C’est un coup dur pour la Russie, où cette information ne circule pas. Moscou n’a en effet jamais confirmé officiellement cette mort. Elle ne l’a pas niée non plus.

Une photo d’Andreï Averianov (en haut) lors d’une réunion dans le cadre du Sommet Russie-Afrique, en novembre 2024.

« Vengeance russe » ?

Moscou a promis une réponse forte à cette opération. Moins d’une semaine plus tard, le 23 décembre, le général Mohammed al-Haddad, chef d’état-major de l’armée à l’ouest libyen et la plus haute personnalité militaire à Tripoli, a trouvé la mort en Turquie. Son avion, loué à une société privée basée à Malte, s’est écrasé après une explosion à bord, quelques minutes après son décollage d’Ankara. Il était accompagné de son conseiller Mohamed Diab, le chef d’état-major des forces terrestres, du lieutenant-général al-Fitouri Gribel, le directeur du service d’industrialisation militaire et du général de brigade Mahmoud al-Qatawi. Au total, sept personnes affiliées à l’armée de l’ouest libyen ont été tuées.
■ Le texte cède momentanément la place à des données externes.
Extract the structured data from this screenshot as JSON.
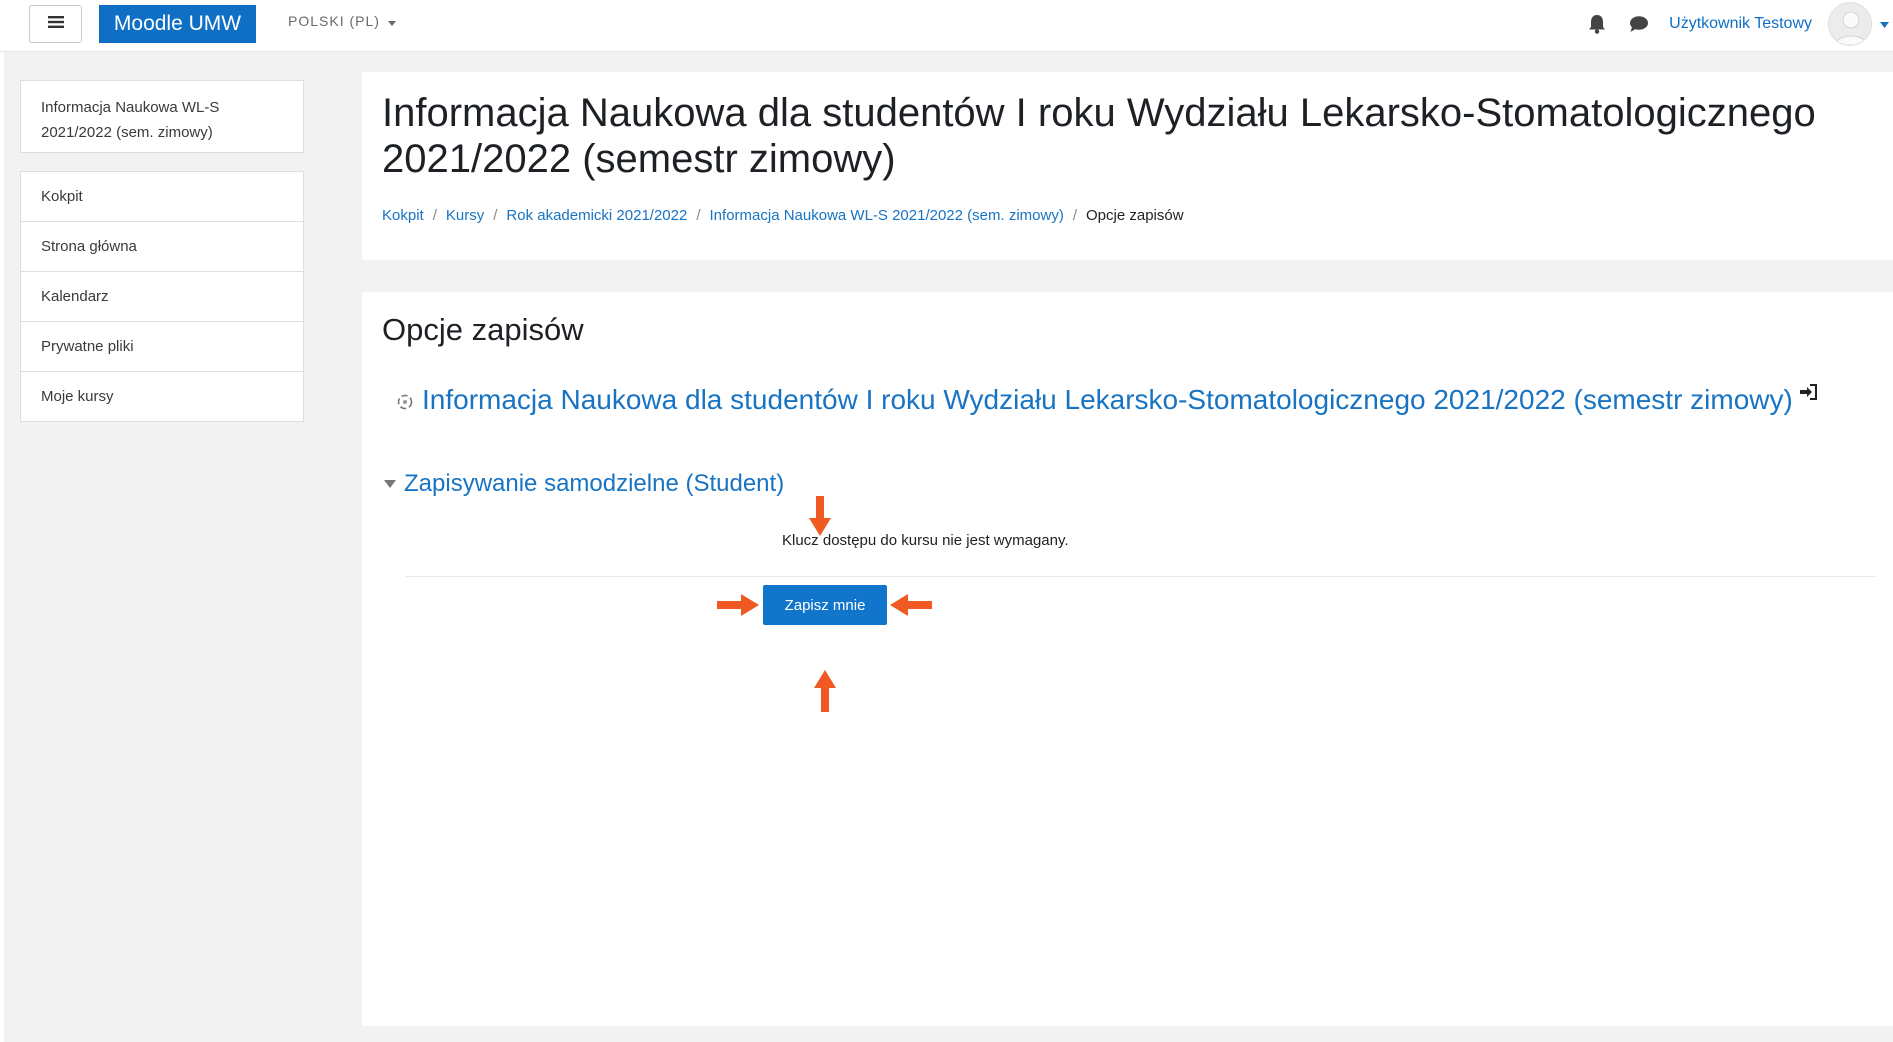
{
  "navbar": {
    "brand": "Moodle UMW",
    "language": "POLSKI (PL)",
    "user_name": "Użytkownik Testowy",
    "icons": [
      "menu-icon",
      "bell-icon",
      "chat-icon",
      "avatar-icon",
      "caret-down-icon"
    ]
  },
  "drawer": {
    "course_name": "Informacja Naukowa WL-S 2021/2022 (sem. zimowy)",
    "items": [
      {
        "label": "Kokpit"
      },
      {
        "label": "Strona główna"
      },
      {
        "label": "Kalendarz"
      },
      {
        "label": "Prywatne pliki"
      },
      {
        "label": "Moje kursy"
      }
    ]
  },
  "header": {
    "title": "Informacja Naukowa dla studentów I roku Wydziału Lekarsko-Stomatologicznego 2021/2022 (semestr zimowy)",
    "breadcrumb": [
      {
        "label": "Kokpit"
      },
      {
        "label": "Kursy"
      },
      {
        "label": "Rok akademicki 2021/2022"
      },
      {
        "label": "Informacja Naukowa WL-S 2021/2022 (sem. zimowy)"
      },
      {
        "label": "Opcje zapisów"
      }
    ]
  },
  "main": {
    "section_title": "Opcje zapisów",
    "course_link": "Informacja Naukowa dla studentów I roku Wydziału Lekarsko-Stomatologicznego 2021/2022 (semestr zimowy)",
    "enrol_method_title": "Zapisywanie samodzielne (Student)",
    "key_note": "Klucz dostępu do kursu nie jest wymagany.",
    "enrol_button": "Zapisz mnie"
  },
  "colors": {
    "brand": "#0f6fc5",
    "link": "#1874c3",
    "button": "#1175cb",
    "annotation_arrow": "#f05a22",
    "page_background": "#f2f2f2"
  }
}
Nos sources libyennes sont intimement persuadées qu’il s’agit d’une réponse russe à l’attaque du navire Qendil. Aucune annonce officielle n’a été faite après l’analyse des deux boîtes noires. Les conclusions de l’enquête ouverte suite à l’incident n’ont pas été annoncées par le procureur libyen. Si certains en Libye ont accusé la Turquie, plusieurs autres analystes et personnalités politiques pensent eux aussi à un acte de « vengeance russe ».
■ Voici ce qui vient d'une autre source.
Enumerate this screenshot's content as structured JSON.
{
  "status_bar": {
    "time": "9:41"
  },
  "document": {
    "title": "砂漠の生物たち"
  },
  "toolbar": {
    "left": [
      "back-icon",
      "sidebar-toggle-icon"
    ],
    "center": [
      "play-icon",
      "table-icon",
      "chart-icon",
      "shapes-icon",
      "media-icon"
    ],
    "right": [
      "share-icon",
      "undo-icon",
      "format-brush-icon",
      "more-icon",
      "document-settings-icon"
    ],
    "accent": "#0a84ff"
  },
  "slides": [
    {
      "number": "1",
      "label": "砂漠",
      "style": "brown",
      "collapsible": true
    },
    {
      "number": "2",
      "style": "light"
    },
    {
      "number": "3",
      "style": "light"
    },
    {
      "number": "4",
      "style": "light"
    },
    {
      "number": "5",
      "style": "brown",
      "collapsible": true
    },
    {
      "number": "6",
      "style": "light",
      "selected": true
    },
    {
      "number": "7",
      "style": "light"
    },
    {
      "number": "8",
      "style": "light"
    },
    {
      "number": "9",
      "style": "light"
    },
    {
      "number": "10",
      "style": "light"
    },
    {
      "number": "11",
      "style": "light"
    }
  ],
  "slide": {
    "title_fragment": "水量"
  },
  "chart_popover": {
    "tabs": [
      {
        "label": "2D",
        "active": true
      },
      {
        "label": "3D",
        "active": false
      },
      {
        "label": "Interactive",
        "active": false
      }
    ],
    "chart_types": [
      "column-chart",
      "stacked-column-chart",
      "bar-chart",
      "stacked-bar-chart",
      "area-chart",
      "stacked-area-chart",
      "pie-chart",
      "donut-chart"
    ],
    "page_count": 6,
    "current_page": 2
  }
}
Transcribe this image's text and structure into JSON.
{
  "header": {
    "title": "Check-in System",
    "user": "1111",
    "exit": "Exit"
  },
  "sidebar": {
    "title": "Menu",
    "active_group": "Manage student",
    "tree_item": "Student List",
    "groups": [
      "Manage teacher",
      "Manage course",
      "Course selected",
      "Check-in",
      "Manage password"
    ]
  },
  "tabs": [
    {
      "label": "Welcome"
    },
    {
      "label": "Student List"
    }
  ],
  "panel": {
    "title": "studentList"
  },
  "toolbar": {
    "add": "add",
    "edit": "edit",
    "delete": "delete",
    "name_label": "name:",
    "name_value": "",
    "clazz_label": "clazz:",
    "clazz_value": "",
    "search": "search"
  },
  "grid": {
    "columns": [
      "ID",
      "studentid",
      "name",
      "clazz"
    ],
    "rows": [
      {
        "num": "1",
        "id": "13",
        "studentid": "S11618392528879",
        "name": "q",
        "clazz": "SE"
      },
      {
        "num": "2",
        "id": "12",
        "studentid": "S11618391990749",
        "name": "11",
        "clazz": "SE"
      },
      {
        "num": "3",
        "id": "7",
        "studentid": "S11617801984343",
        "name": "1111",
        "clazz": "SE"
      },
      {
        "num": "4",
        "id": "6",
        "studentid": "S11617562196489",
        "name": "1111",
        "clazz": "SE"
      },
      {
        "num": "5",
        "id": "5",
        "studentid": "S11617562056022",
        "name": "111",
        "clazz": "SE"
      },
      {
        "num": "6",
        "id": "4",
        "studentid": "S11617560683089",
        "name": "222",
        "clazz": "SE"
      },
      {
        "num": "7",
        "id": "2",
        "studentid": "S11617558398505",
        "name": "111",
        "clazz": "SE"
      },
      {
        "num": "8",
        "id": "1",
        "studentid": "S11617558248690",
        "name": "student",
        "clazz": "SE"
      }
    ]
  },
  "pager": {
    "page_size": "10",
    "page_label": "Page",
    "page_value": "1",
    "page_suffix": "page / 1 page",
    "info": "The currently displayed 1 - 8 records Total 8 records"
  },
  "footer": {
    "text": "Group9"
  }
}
Le président du Parti de la coalition libyenne, Ezzedine Akil, s’est interrogé sur sa page Facebook : si le prix de la première frappe du navire russe en Méditerranée a fait tomber la tête du général al-Haddad, quel sera le prix pour ce nouvel incident ?
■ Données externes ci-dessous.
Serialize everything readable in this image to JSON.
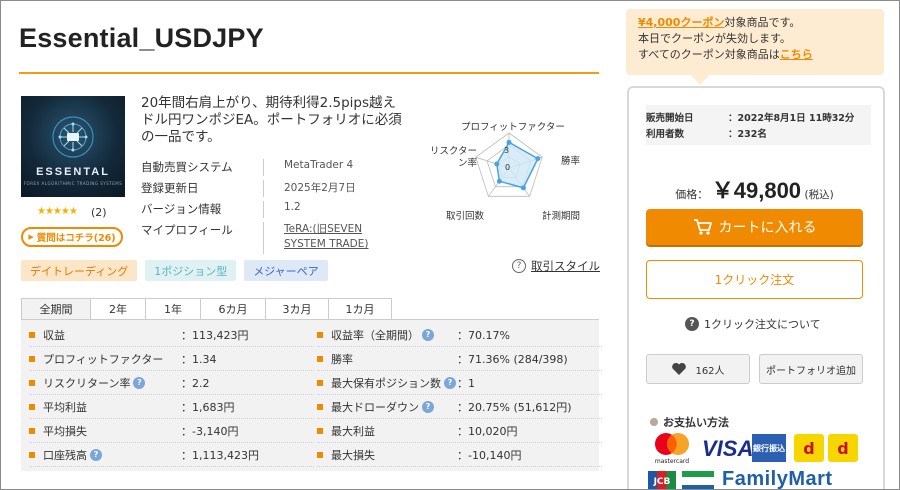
{
  "product": {
    "title": "Essential_USDJPY",
    "description": "20年間右肩上がり、期待利得2.5pips越えドル円ワンポジEA。ポートフォリオに必須の一品です。",
    "image": {
      "logo_word": "ESSENTAL",
      "logo_sub": "FOREX ALGORITHMIC TRADING SYSTEMS",
      "colors": {
        "bg": "#13293a",
        "accent": "#3aa8d8"
      }
    },
    "rating_stars": "★★★★★",
    "rating_count": "(2)",
    "qa_button": "質問はコチラ(26)",
    "qa_icon": "play-triangle-icon"
  },
  "info": [
    {
      "label": "自動売買システム",
      "value": "MetaTrader 4"
    },
    {
      "label": "登録更新日",
      "value": "2025年2月7日"
    },
    {
      "label": "バージョン情報",
      "value": "1.2"
    },
    {
      "label": "マイプロフィール",
      "value": "TeRA:(旧SEVEN SYSTEM TRADE)"
    }
  ],
  "radar": {
    "labels": {
      "profit_factor": "プロフィットファクター",
      "win_rate": "勝率",
      "period": "計測期間",
      "trades": "取引回数",
      "risk_return": "リスクターン率"
    },
    "scale_labels": [
      "3",
      "0"
    ],
    "values": [
      2.2,
      2.6,
      2.1,
      1.4,
      1.1
    ],
    "max": 3,
    "colors": {
      "fill": "#cfe8f7",
      "line": "#4aa3df",
      "point": "#4aa3df",
      "grid": "#bbbbbb"
    }
  },
  "tags": [
    "デイトレーディング",
    "1ポジション型",
    "メジャーペア"
  ],
  "trade_style_link": "取引スタイル",
  "tabs": [
    "全期間",
    "2年",
    "1年",
    "6カ月",
    "3カ月",
    "1カ月"
  ],
  "active_tab": 0,
  "stats_left": [
    {
      "label": "収益",
      "value": "：113,423円",
      "help": false
    },
    {
      "label": "プロフィットファクター",
      "value": "：1.34",
      "help": false
    },
    {
      "label": "リスクリターン率",
      "value": "：2.2",
      "help": true
    },
    {
      "label": "平均利益",
      "value": "：1,683円",
      "help": false
    },
    {
      "label": "平均損失",
      "value": "：-3,140円",
      "help": false
    },
    {
      "label": "口座残高",
      "value": "：1,113,423円",
      "help": true
    }
  ],
  "stats_right": [
    {
      "label": "収益率（全期間）",
      "value": "：70.17%",
      "help": true
    },
    {
      "label": "勝率",
      "value": "：71.36% (284/398)",
      "help": false
    },
    {
      "label": "最大保有ポジション数",
      "value": "：1",
      "help": true
    },
    {
      "label": "最大ドローダウン",
      "value": "：20.75% (51,612円)",
      "help": true
    },
    {
      "label": "最大利益",
      "value": "：10,020円",
      "help": false
    },
    {
      "label": "最大損失",
      "value": "：-10,140円",
      "help": false
    }
  ],
  "help_glyph": "?",
  "coupon": {
    "amount": "¥4,000クーポン",
    "line1_rest": "対象商品です。",
    "line2": "本日でクーポンが失効します。",
    "line3_prefix": "すべてのクーポン対象商品は",
    "line3_link": "こちら"
  },
  "sale": {
    "start_label": "販売開始日",
    "start_value": "：2022年8月1日 11時32分",
    "users_label": "利用者数",
    "users_value": "：232名"
  },
  "price": {
    "label": "価格：",
    "value": "￥49,800",
    "tax": "(税込)"
  },
  "buttons": {
    "cart": "カートに入れる",
    "cart_icon": "cart-icon",
    "oneclick": "1クリック注文",
    "oneclick_help": "1クリック注文について",
    "fav_count": "162人",
    "portfolio": "ポートフォリオ追加"
  },
  "payment": {
    "title": "お支払い方法",
    "mastercard": "mastercard",
    "visa": "VISA",
    "bank": "銀行振込",
    "d1": "d",
    "d2": "d",
    "jcb": "JCB",
    "familymart": "FamilyMart"
  },
  "colors": {
    "accent": "#f08a00",
    "coupon_bg": "#fdebd2"
  }
}
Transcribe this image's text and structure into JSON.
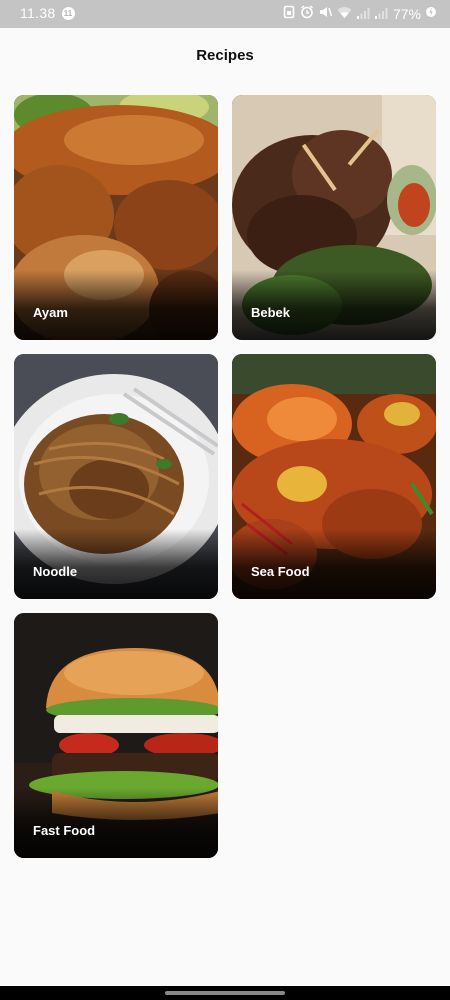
{
  "status_bar": {
    "time": "11.38",
    "notification_badge": "11",
    "battery": "77%",
    "icons": [
      "screenshot-icon",
      "alarm-icon",
      "mute-icon",
      "wifi-icon",
      "signal-icon",
      "signal-icon",
      "battery-charging-icon"
    ]
  },
  "header": {
    "title": "Recipes"
  },
  "categories": [
    {
      "label": "Ayam",
      "image": "roast-chicken-photo"
    },
    {
      "label": "Bebek",
      "image": "roast-duck-photo"
    },
    {
      "label": "Noodle",
      "image": "noodle-plate-photo"
    },
    {
      "label": "Sea Food",
      "image": "seafood-platter-photo"
    },
    {
      "label": "Fast Food",
      "image": "burger-photo"
    }
  ],
  "colors": {
    "background": "#fafafa",
    "status_bar": "#c4c4c4",
    "label_text": "#ffffff"
  }
}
Un « acte de sabotage » en réponse à la frappe sur un méthanier russe ?

Un autre incident survenu le 19 mars dernier suscite des interrogations à Tripoli : la Compagnie nationale libyenne de pétrole et du gaz (NOC) annonce la suspension partielle de la production du champ pétrolier Al-Sharara, l’un des plus grands en Libye, en raison d’un grand incendie qui a touché un pipeline acheminant le pétrole vers la raffinerie de Zaouïa.

Une semaine plus tard, le ministère de l’Intérieur libyen à Tripoli révèle le résultat d’une enquête qu’il a menée suite à cet « acte de sabotage ». Des munitions russes ont été retrouvées sur le lieu. Selon un communiqué et des photos publiées sur la page Facebook du ministère, les investigations ont abouti à la récupération d’un obus qui n’a pas explosé de type M-62 de fabrication russe, pesant environ 250 kg, ainsi que des morceaux d’un missile explosé de calibre 130. Ils avaient été placés sur la trajectoire du pipeline de transport de pétrole. Le ministère libyen reste factuel et n’accuse aucune partie locale ou étrangère.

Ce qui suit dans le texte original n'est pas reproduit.